Иван сжал кулаки, но удержался от замечаний. Нельзя сказать, что император говорил что-то новое, но Терентьев не предполагал, что все обстоит настолько серьезно. Он в очередной раз с горечью подумал, что иномирное происхождение дает себя знать по сию пору. Множество событий, естественных и понятных для местного, просто проходили мимо внимания, не складываясь в единую картину. Положение в стороне от административного аппарата давало свои преимущества – Иван действовал без оглядки на традиции, привычки и сложившиеся взаимоотношения.
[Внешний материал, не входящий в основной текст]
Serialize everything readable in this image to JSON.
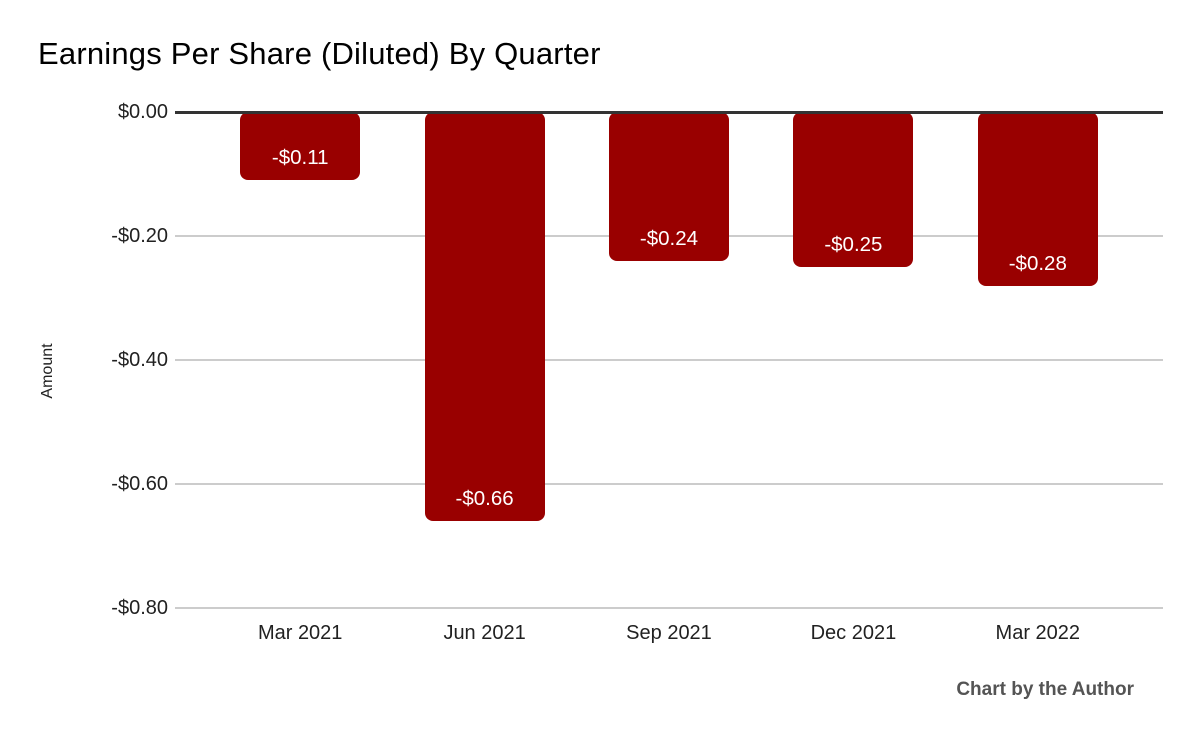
{
  "credit": "Chart by the Author",
  "chart_data": {
    "type": "bar",
    "title": "Earnings Per Share (Diluted) By Quarter",
    "categories": [
      "Mar 2021",
      "Jun 2021",
      "Sep 2021",
      "Dec 2021",
      "Mar 2022"
    ],
    "values": [
      -0.11,
      -0.66,
      -0.24,
      -0.25,
      -0.28
    ],
    "value_labels": [
      "-$0.11",
      "-$0.66",
      "-$0.24",
      "-$0.25",
      "-$0.28"
    ],
    "xlabel": "",
    "ylabel": "Amount",
    "ylim": [
      -0.8,
      0
    ],
    "y_tick_values": [
      0,
      -0.2,
      -0.4,
      -0.6,
      -0.8
    ],
    "y_tick_labels": [
      "$0.00",
      "-$0.20",
      "-$0.40",
      "-$0.60",
      "-$0.80"
    ],
    "grid": true,
    "legend_position": "none",
    "bar_color": "#990000",
    "label_color": "#ffffff",
    "zero_line_color": "#333333",
    "gridline_color": "#cccccc"
  }
}
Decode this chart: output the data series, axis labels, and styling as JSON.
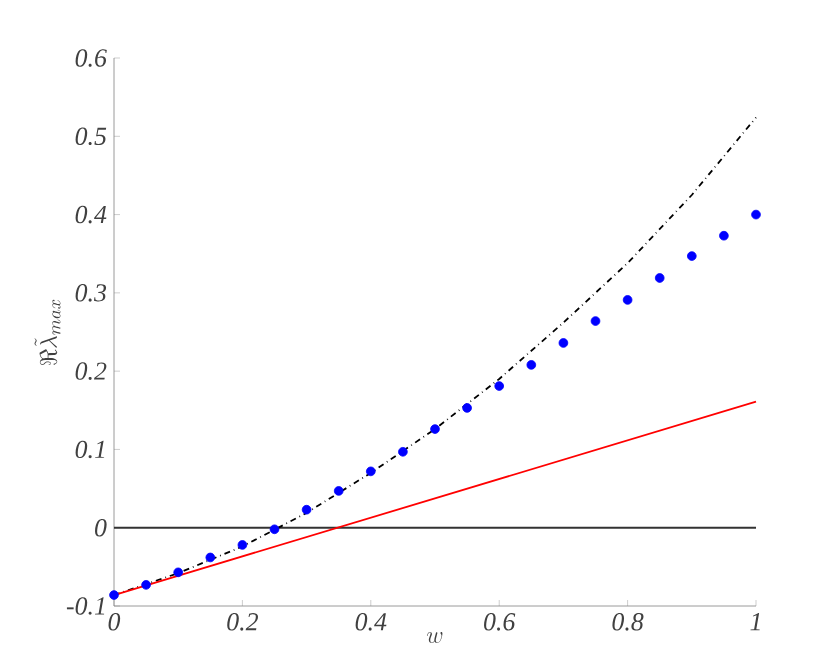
{
  "chart_data": {
    "type": "scatter",
    "xlabel": "w",
    "ylabel": "\\Re\\tilde{\\lambda}_{max}",
    "xlim": [
      0,
      1
    ],
    "ylim": [
      -0.1,
      0.6
    ],
    "xticks": [
      0,
      0.2,
      0.4,
      0.6,
      0.8,
      1
    ],
    "yticks": [
      -0.1,
      0,
      0.1,
      0.2,
      0.3,
      0.4,
      0.5,
      0.6
    ],
    "grid": false,
    "ref_lines": [
      {
        "axis": "y",
        "value": 0,
        "color": "#333333"
      }
    ],
    "series": [
      {
        "color": "#0000ff",
        "marker": "circle",
        "x": [
          0,
          0.05,
          0.1,
          0.15,
          0.2,
          0.25,
          0.3,
          0.35,
          0.4,
          0.45,
          0.5,
          0.55,
          0.6,
          0.65,
          0.7,
          0.75,
          0.8,
          0.85,
          0.9,
          0.95,
          1
        ],
        "values": [
          -0.086,
          -0.073,
          -0.057,
          -0.038,
          -0.022,
          -0.002,
          0.023,
          0.047,
          0.072,
          0.097,
          0.126,
          0.153,
          0.181,
          0.208,
          0.236,
          0.264,
          0.291,
          0.319,
          0.347,
          0.373,
          0.4
        ]
      },
      {
        "type": "line",
        "color": "#000000",
        "line_style": "dashed",
        "marker": "none",
        "x": [
          0,
          0.1,
          0.2,
          0.3,
          0.4,
          0.5,
          0.6,
          0.7,
          0.8,
          0.9,
          1
        ],
        "values": [
          -0.086,
          -0.058,
          -0.024,
          0.019,
          0.07,
          0.126,
          0.19,
          0.262,
          0.338,
          0.425,
          0.524
        ]
      },
      {
        "type": "line",
        "color": "#ff0000",
        "line_style": "solid",
        "marker": "none",
        "x": [
          0,
          1
        ],
        "values": [
          -0.086,
          0.161
        ]
      }
    ]
  }
}
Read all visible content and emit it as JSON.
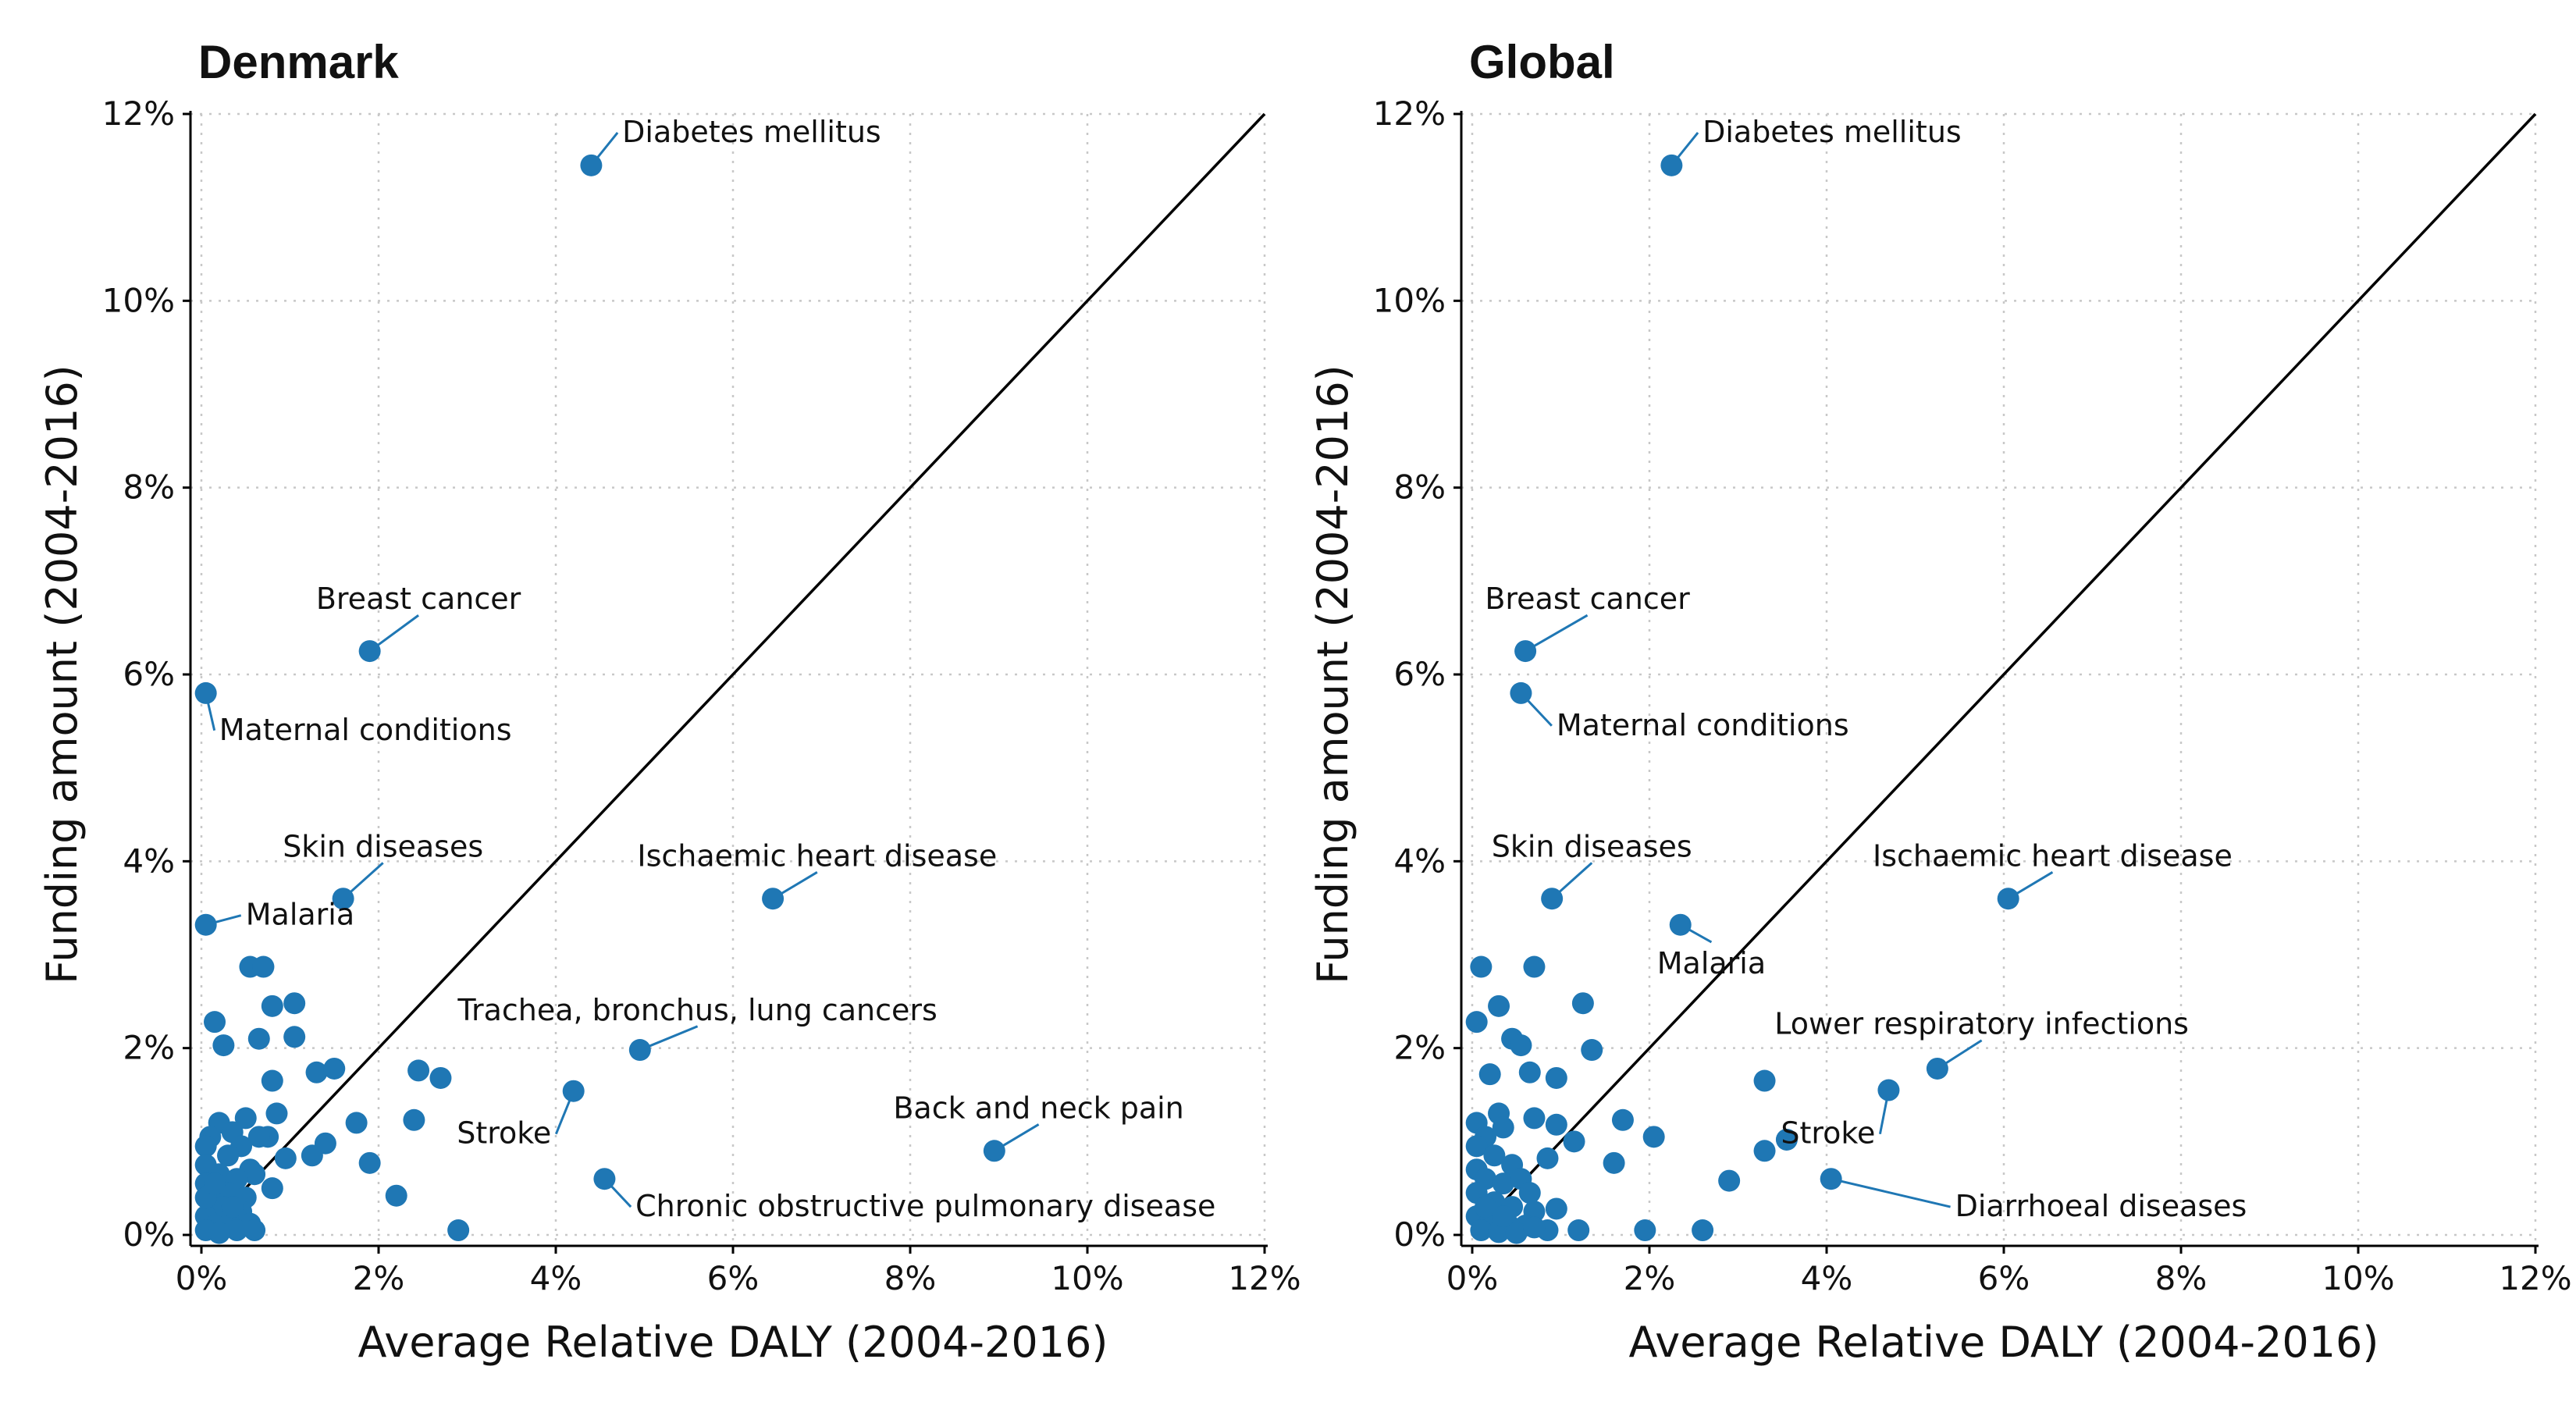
{
  "colors": {
    "point": "#1f77b4",
    "axis": "#000000",
    "grid": "#c8c8c8"
  },
  "chart_data": [
    {
      "type": "scatter",
      "title": "Denmark",
      "xlabel": "Average Relative DALY (2004-2016)",
      "ylabel": "Funding amount (2004-2016)",
      "xlim": [
        0,
        12
      ],
      "ylim": [
        0,
        12
      ],
      "ticks": [
        "0%",
        "2%",
        "4%",
        "6%",
        "8%",
        "10%",
        "12%"
      ],
      "grid": true,
      "reference_line": "y = x",
      "points": [
        {
          "x": 4.4,
          "y": 11.45
        },
        {
          "x": 1.9,
          "y": 6.25
        },
        {
          "x": 0.05,
          "y": 5.8
        },
        {
          "x": 1.6,
          "y": 3.6
        },
        {
          "x": 6.45,
          "y": 3.6
        },
        {
          "x": 0.05,
          "y": 3.32
        },
        {
          "x": 4.95,
          "y": 1.98
        },
        {
          "x": 4.2,
          "y": 1.54
        },
        {
          "x": 8.95,
          "y": 0.9
        },
        {
          "x": 4.55,
          "y": 0.6
        },
        {
          "x": 0.55,
          "y": 2.87
        },
        {
          "x": 0.7,
          "y": 2.87
        },
        {
          "x": 0.8,
          "y": 2.45
        },
        {
          "x": 1.05,
          "y": 2.48
        },
        {
          "x": 0.15,
          "y": 2.28
        },
        {
          "x": 0.25,
          "y": 2.03
        },
        {
          "x": 0.65,
          "y": 2.1
        },
        {
          "x": 1.05,
          "y": 2.12
        },
        {
          "x": 0.8,
          "y": 1.65
        },
        {
          "x": 1.3,
          "y": 1.74
        },
        {
          "x": 1.5,
          "y": 1.78
        },
        {
          "x": 2.45,
          "y": 1.76
        },
        {
          "x": 2.7,
          "y": 1.68
        },
        {
          "x": 0.85,
          "y": 1.3
        },
        {
          "x": 1.75,
          "y": 1.2
        },
        {
          "x": 2.4,
          "y": 1.23
        },
        {
          "x": 0.75,
          "y": 1.05
        },
        {
          "x": 1.4,
          "y": 0.98
        },
        {
          "x": 1.25,
          "y": 0.85
        },
        {
          "x": 0.95,
          "y": 0.82
        },
        {
          "x": 1.9,
          "y": 0.77
        },
        {
          "x": 0.8,
          "y": 0.5
        },
        {
          "x": 2.2,
          "y": 0.42
        },
        {
          "x": 2.9,
          "y": 0.05
        },
        {
          "x": 0.2,
          "y": 1.2
        },
        {
          "x": 0.5,
          "y": 1.25
        },
        {
          "x": 0.35,
          "y": 1.1
        },
        {
          "x": 0.1,
          "y": 1.05
        },
        {
          "x": 0.45,
          "y": 0.95
        },
        {
          "x": 0.65,
          "y": 1.05
        },
        {
          "x": 0.05,
          "y": 0.95
        },
        {
          "x": 0.3,
          "y": 0.85
        },
        {
          "x": 0.55,
          "y": 0.7
        },
        {
          "x": 0.05,
          "y": 0.75
        },
        {
          "x": 0.2,
          "y": 0.65
        },
        {
          "x": 0.6,
          "y": 0.65
        },
        {
          "x": 0.4,
          "y": 0.6
        },
        {
          "x": 0.05,
          "y": 0.55
        },
        {
          "x": 0.3,
          "y": 0.45
        },
        {
          "x": 0.5,
          "y": 0.4
        },
        {
          "x": 0.1,
          "y": 0.35
        },
        {
          "x": 0.25,
          "y": 0.3
        },
        {
          "x": 0.45,
          "y": 0.25
        },
        {
          "x": 0.05,
          "y": 0.2
        },
        {
          "x": 0.3,
          "y": 0.15
        },
        {
          "x": 0.55,
          "y": 0.12
        },
        {
          "x": 0.15,
          "y": 0.1
        },
        {
          "x": 0.4,
          "y": 0.05
        },
        {
          "x": 0.6,
          "y": 0.05
        },
        {
          "x": 0.05,
          "y": 0.05
        },
        {
          "x": 0.2,
          "y": 0.02
        },
        {
          "x": 0.35,
          "y": 0.3
        },
        {
          "x": 0.05,
          "y": 0.4
        },
        {
          "x": 0.15,
          "y": 0.55
        }
      ],
      "annotations": [
        {
          "text": "Diabetes mellitus",
          "x": 4.4,
          "y": 11.45,
          "lx": 4.75,
          "ly": 11.7,
          "anchor": "start"
        },
        {
          "text": "Breast cancer",
          "x": 1.9,
          "y": 6.25,
          "lx": 2.45,
          "ly": 6.7,
          "anchor": "middle"
        },
        {
          "text": "Maternal conditions",
          "x": 0.05,
          "y": 5.8,
          "lx": 0.2,
          "ly": 5.3,
          "anchor": "start"
        },
        {
          "text": "Skin diseases",
          "x": 1.6,
          "y": 3.6,
          "lx": 2.05,
          "ly": 4.05,
          "anchor": "middle"
        },
        {
          "text": "Ischaemic heart disease",
          "x": 6.45,
          "y": 3.6,
          "lx": 6.95,
          "ly": 3.95,
          "anchor": "middle"
        },
        {
          "text": "Malaria",
          "x": 0.05,
          "y": 3.32,
          "lx": 0.5,
          "ly": 3.32,
          "anchor": "start"
        },
        {
          "text": "Trachea, bronchus, lung cancers",
          "x": 4.95,
          "y": 1.98,
          "lx": 5.6,
          "ly": 2.3,
          "anchor": "middle"
        },
        {
          "text": "Stroke",
          "x": 4.2,
          "y": 1.54,
          "lx": 3.95,
          "ly": 0.98,
          "anchor": "end"
        },
        {
          "text": "Back and neck pain",
          "x": 8.95,
          "y": 0.9,
          "lx": 9.45,
          "ly": 1.25,
          "anchor": "middle"
        },
        {
          "text": "Chronic obstructive pulmonary disease",
          "x": 4.55,
          "y": 0.6,
          "lx": 4.9,
          "ly": 0.2,
          "anchor": "start"
        }
      ]
    },
    {
      "type": "scatter",
      "title": "Global",
      "xlabel": "Average Relative DALY (2004-2016)",
      "ylabel": "Funding amount (2004-2016)",
      "xlim": [
        0,
        12
      ],
      "ylim": [
        0,
        12
      ],
      "ticks": [
        "0%",
        "2%",
        "4%",
        "6%",
        "8%",
        "10%",
        "12%"
      ],
      "grid": true,
      "reference_line": "y = x",
      "points": [
        {
          "x": 2.25,
          "y": 11.45
        },
        {
          "x": 0.6,
          "y": 6.25
        },
        {
          "x": 0.55,
          "y": 5.8
        },
        {
          "x": 0.9,
          "y": 3.6
        },
        {
          "x": 6.05,
          "y": 3.6
        },
        {
          "x": 2.35,
          "y": 3.32
        },
        {
          "x": 5.25,
          "y": 1.78
        },
        {
          "x": 4.7,
          "y": 1.55
        },
        {
          "x": 3.55,
          "y": 1.02
        },
        {
          "x": 4.05,
          "y": 0.6
        },
        {
          "x": 0.1,
          "y": 2.87
        },
        {
          "x": 0.7,
          "y": 2.87
        },
        {
          "x": 0.3,
          "y": 2.45
        },
        {
          "x": 1.25,
          "y": 2.48
        },
        {
          "x": 0.05,
          "y": 2.28
        },
        {
          "x": 0.45,
          "y": 2.1
        },
        {
          "x": 0.55,
          "y": 2.03
        },
        {
          "x": 1.35,
          "y": 1.98
        },
        {
          "x": 0.2,
          "y": 1.72
        },
        {
          "x": 0.65,
          "y": 1.74
        },
        {
          "x": 0.95,
          "y": 1.68
        },
        {
          "x": 3.3,
          "y": 1.65
        },
        {
          "x": 0.3,
          "y": 1.3
        },
        {
          "x": 0.7,
          "y": 1.25
        },
        {
          "x": 0.95,
          "y": 1.18
        },
        {
          "x": 1.7,
          "y": 1.23
        },
        {
          "x": 2.05,
          "y": 1.05
        },
        {
          "x": 1.15,
          "y": 1.0
        },
        {
          "x": 3.3,
          "y": 0.9
        },
        {
          "x": 1.6,
          "y": 0.77
        },
        {
          "x": 0.85,
          "y": 0.82
        },
        {
          "x": 2.9,
          "y": 0.58
        },
        {
          "x": 0.95,
          "y": 0.28
        },
        {
          "x": 1.2,
          "y": 0.05
        },
        {
          "x": 1.95,
          "y": 0.05
        },
        {
          "x": 2.6,
          "y": 0.05
        },
        {
          "x": 0.05,
          "y": 1.2
        },
        {
          "x": 0.15,
          "y": 1.05
        },
        {
          "x": 0.35,
          "y": 1.15
        },
        {
          "x": 0.05,
          "y": 0.95
        },
        {
          "x": 0.25,
          "y": 0.85
        },
        {
          "x": 0.45,
          "y": 0.75
        },
        {
          "x": 0.05,
          "y": 0.7
        },
        {
          "x": 0.15,
          "y": 0.6
        },
        {
          "x": 0.35,
          "y": 0.55
        },
        {
          "x": 0.55,
          "y": 0.6
        },
        {
          "x": 0.65,
          "y": 0.45
        },
        {
          "x": 0.05,
          "y": 0.45
        },
        {
          "x": 0.25,
          "y": 0.35
        },
        {
          "x": 0.45,
          "y": 0.3
        },
        {
          "x": 0.7,
          "y": 0.25
        },
        {
          "x": 0.05,
          "y": 0.2
        },
        {
          "x": 0.2,
          "y": 0.15
        },
        {
          "x": 0.4,
          "y": 0.12
        },
        {
          "x": 0.6,
          "y": 0.1
        },
        {
          "x": 0.85,
          "y": 0.05
        },
        {
          "x": 0.1,
          "y": 0.05
        },
        {
          "x": 0.3,
          "y": 0.03
        },
        {
          "x": 0.5,
          "y": 0.02
        },
        {
          "x": 0.7,
          "y": 0.08
        },
        {
          "x": 0.15,
          "y": 0.3
        },
        {
          "x": 0.35,
          "y": 0.2
        }
      ],
      "annotations": [
        {
          "text": "Diabetes mellitus",
          "x": 2.25,
          "y": 11.45,
          "lx": 2.6,
          "ly": 11.7,
          "anchor": "start"
        },
        {
          "text": "Breast cancer",
          "x": 0.6,
          "y": 6.25,
          "lx": 1.3,
          "ly": 6.7,
          "anchor": "middle"
        },
        {
          "text": "Maternal conditions",
          "x": 0.55,
          "y": 5.8,
          "lx": 0.95,
          "ly": 5.35,
          "anchor": "start"
        },
        {
          "text": "Skin diseases",
          "x": 0.9,
          "y": 3.6,
          "lx": 1.35,
          "ly": 4.05,
          "anchor": "middle"
        },
        {
          "text": "Ischaemic heart disease",
          "x": 6.05,
          "y": 3.6,
          "lx": 6.55,
          "ly": 3.95,
          "anchor": "middle"
        },
        {
          "text": "Malaria",
          "x": 2.35,
          "y": 3.32,
          "lx": 2.7,
          "ly": 2.8,
          "anchor": "middle"
        },
        {
          "text": "Lower respiratory infections",
          "x": 5.25,
          "y": 1.78,
          "lx": 5.75,
          "ly": 2.15,
          "anchor": "middle"
        },
        {
          "text": "Stroke",
          "x": 4.7,
          "y": 1.55,
          "lx": 4.55,
          "ly": 0.98,
          "anchor": "end"
        },
        {
          "text": "Diarrhoeal diseases",
          "x": 4.05,
          "y": 0.6,
          "lx": 5.45,
          "ly": 0.2,
          "anchor": "start"
        }
      ]
    }
  ]
}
С другой стороны, зачастую он просто не представлял, что делается в стороне от его непосредственного объекта внимания. Так, оказывается, правительство сотрясла невидимая революция, а он даже не догадывался о бушующей драме.
- Это не афишировалось, но пришлось очень сильно закручивать гайки, отстранять исполнителей и угрожать наиболее безрассудным оппозиционерам, - говорил меж тем Константин. - Но проблема никуда не делась, ее просто купировали. Массированной пропагандой, преданием огласке политики врагов в Европе и уймой иных ухищрений мы отчасти восстановили утраченное доверие. Главным образом потому, что население страны видит, как много делается для войны, и как сурово карается саботаж, в любой форме. Но, по сути, мы заложились своими жизнями в счет будущей победы. И я в том числе. Если после всех усилий, жертв, урезанных пайков, обязательных государственных займов, прикрепления к военным заводам, призыва… и всего остального… Если и это не принесет победу, хотя бы малую, на нас набросится разношерстная оппозиция, антимонархисты в самом правительстве, всевозможные сектанты, а самое главное – обманутые надежды десятков миллионов. Уже сейчас не менее чем в четверти писем с фронта повторяется одно и то же – «мы готовимся дать большое сражение, больше вас не увижу, уезжайте в Сибирь и на Дальний Восток, может быть, хотя бы там вас не достанут». В армии появляются безумные слухи – дескать, командиры-дьяволиты гонят людей на убой, врачи залечивают насмерть в госпиталях... Эти слухи, в большинстве своем, распространяют люди, испугавшиеся до грани сумасшествия. Таких постоянно вычисляют и наказывают, или отправляют в тыл. Но их слишком много. Можно поднять народ и армию еще на один решающий рывок, но он должен принести результат. Иначе других уже не будет.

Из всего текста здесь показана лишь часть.